Alpha-linolenic acid (ALA) is one of n-3 polyunsaturated fatty acids and found mainly in the chloroplasts. Many studies have been reported that intracellular reactive oxygen species (ROS) in mammalian oocytes were reduced by supplementation of ALA in in vitro maturation (IVM) medium. Based on these reports, we expected that ALA acts as an antioxidant during IVM of porcine oocytes. Therefore, the objective of this study was to investigate the antioxidant effect of ALA supplementation during IVM in porcine oocytes. The cumulus-oocyte complexes (COCs) were incubated in IVM medium containing 200 μM H2O2 or H2O2 with 50 μM ALA for 44 h. Nuclear maturation stage of oocytes was evaluated using aceto-orcein method. For measurement of oxidative stress state, intracellular ROS and glutathione (GSH) levels were measured using carboxy-DCFDA and cell tracker red, respectively. In results, oocytes in metaphase-II (MII) stage development was significantly reduced in H2O2 group compared to non-treated control group (61.84±1.42% and 80.00%, respectively; p<0.05) and it was slightly recovered by treatment of ALA (69.76±1.67%; p<0.05). The intracellular GSH levels was decreased in H2O2 groups compared with control groups, but it was enhanced by ALA treatment (p<0.05). On the contrary, H2O2 treatment increased intracellular ROS level in oocytes and H2O2-induced ROS was decreased by treatment of ALA (p<0.05). Our findings suggested that ALA treatment under oxidative stress condition improve oocyte maturation via elevated GSH and reduced ROS levels in oocytes. Therefore, these results suggest that ALA have an antioxidative ability and it could be used as antioxidant in in vitro production system of porcine embryo.

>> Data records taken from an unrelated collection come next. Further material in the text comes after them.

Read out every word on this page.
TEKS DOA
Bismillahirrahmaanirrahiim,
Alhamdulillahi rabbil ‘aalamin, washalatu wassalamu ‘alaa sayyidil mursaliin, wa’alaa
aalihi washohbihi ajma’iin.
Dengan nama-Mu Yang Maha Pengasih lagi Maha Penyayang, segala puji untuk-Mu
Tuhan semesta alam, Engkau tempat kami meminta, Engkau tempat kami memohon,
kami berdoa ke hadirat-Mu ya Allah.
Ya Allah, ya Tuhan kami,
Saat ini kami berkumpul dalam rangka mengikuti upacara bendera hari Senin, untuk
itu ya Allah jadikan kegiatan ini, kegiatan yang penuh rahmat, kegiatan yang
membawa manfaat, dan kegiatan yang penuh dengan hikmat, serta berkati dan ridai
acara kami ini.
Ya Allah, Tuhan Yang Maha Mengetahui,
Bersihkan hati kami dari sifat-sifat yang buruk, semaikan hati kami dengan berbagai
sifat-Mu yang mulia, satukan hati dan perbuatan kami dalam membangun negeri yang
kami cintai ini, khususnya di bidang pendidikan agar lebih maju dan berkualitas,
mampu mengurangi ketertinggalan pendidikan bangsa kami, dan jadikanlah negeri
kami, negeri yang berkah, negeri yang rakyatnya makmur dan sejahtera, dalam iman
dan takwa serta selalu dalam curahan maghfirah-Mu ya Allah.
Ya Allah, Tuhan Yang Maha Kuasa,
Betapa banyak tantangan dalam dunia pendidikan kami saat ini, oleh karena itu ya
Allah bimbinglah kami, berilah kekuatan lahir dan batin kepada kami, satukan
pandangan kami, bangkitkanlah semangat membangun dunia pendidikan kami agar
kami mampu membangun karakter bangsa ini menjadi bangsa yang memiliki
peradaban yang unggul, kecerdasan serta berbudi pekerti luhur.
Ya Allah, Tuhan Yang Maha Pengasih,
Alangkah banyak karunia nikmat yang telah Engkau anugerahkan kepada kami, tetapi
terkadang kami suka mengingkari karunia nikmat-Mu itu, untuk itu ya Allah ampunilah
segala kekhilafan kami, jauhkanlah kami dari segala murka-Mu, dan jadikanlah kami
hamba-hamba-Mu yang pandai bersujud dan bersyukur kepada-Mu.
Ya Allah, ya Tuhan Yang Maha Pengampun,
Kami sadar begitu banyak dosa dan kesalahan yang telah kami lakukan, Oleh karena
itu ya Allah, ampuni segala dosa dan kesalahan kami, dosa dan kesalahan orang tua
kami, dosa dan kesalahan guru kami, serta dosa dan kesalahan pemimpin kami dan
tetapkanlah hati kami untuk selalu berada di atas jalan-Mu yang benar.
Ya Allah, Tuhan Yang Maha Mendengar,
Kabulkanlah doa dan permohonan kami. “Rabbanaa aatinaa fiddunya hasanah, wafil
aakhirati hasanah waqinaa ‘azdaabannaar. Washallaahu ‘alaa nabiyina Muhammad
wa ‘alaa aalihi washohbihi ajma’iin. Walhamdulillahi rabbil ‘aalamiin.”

The aim of this study was to determine the effect of additional alpha-linolenic acid (ALA) supplementation during in vitro maturation (IVM) and culture (IVC) on nucleic maturation and embryo development of pigs. Cumulus-oocyte complexes (COCs) were incubated in IVM medium containing different concentration of ALA (25, 50 and 100 μM) for 44 h. After in vitro maturation, nuclear maturation of oocytes were evaluated by aceto-orcein stain. Mature oocytes with 50 μM ALA were fertilized and cultured in IVC medium with ALA (25, 50 and 100 μM) during early-embryogenesis (48 hours after fertilization). Then, embryos were cultured with 25 μM ALA during early embryogenesis and/or late embryogenesis (120 hours after early-embryogenesis). In results, oocyte maturation were significantly increased by 50 μM ALA treatment groups compared with control groups (p<0.05). Treatment of 25 μM ALA during early-embryogenesis enhanced cleavage rate of embryo compared with other groups (p<0.05), whereas formation and total cell number of blastocyst had no significant difference. Similarly, cleavage rate of embryos were increased by 25 μM ALA supplement during early- or late-embryogenesis than ALA treatment both stage of embryogenesis (p<0.05), but did not influence to blastocyst formation. Interestingly, total cell number of blastocyst were enhanced in ALA treatment group during early-embryogenesis. These findings indicated that ALA supplement enhance the nuclear maturation of oocyte and embryo development, however, excessive ALA could negatively influence. Therefore, we suggest that ALA is used for improvement of in vitro production of mammalian embryo and further study regarding with functional mechanism of ALA is needed.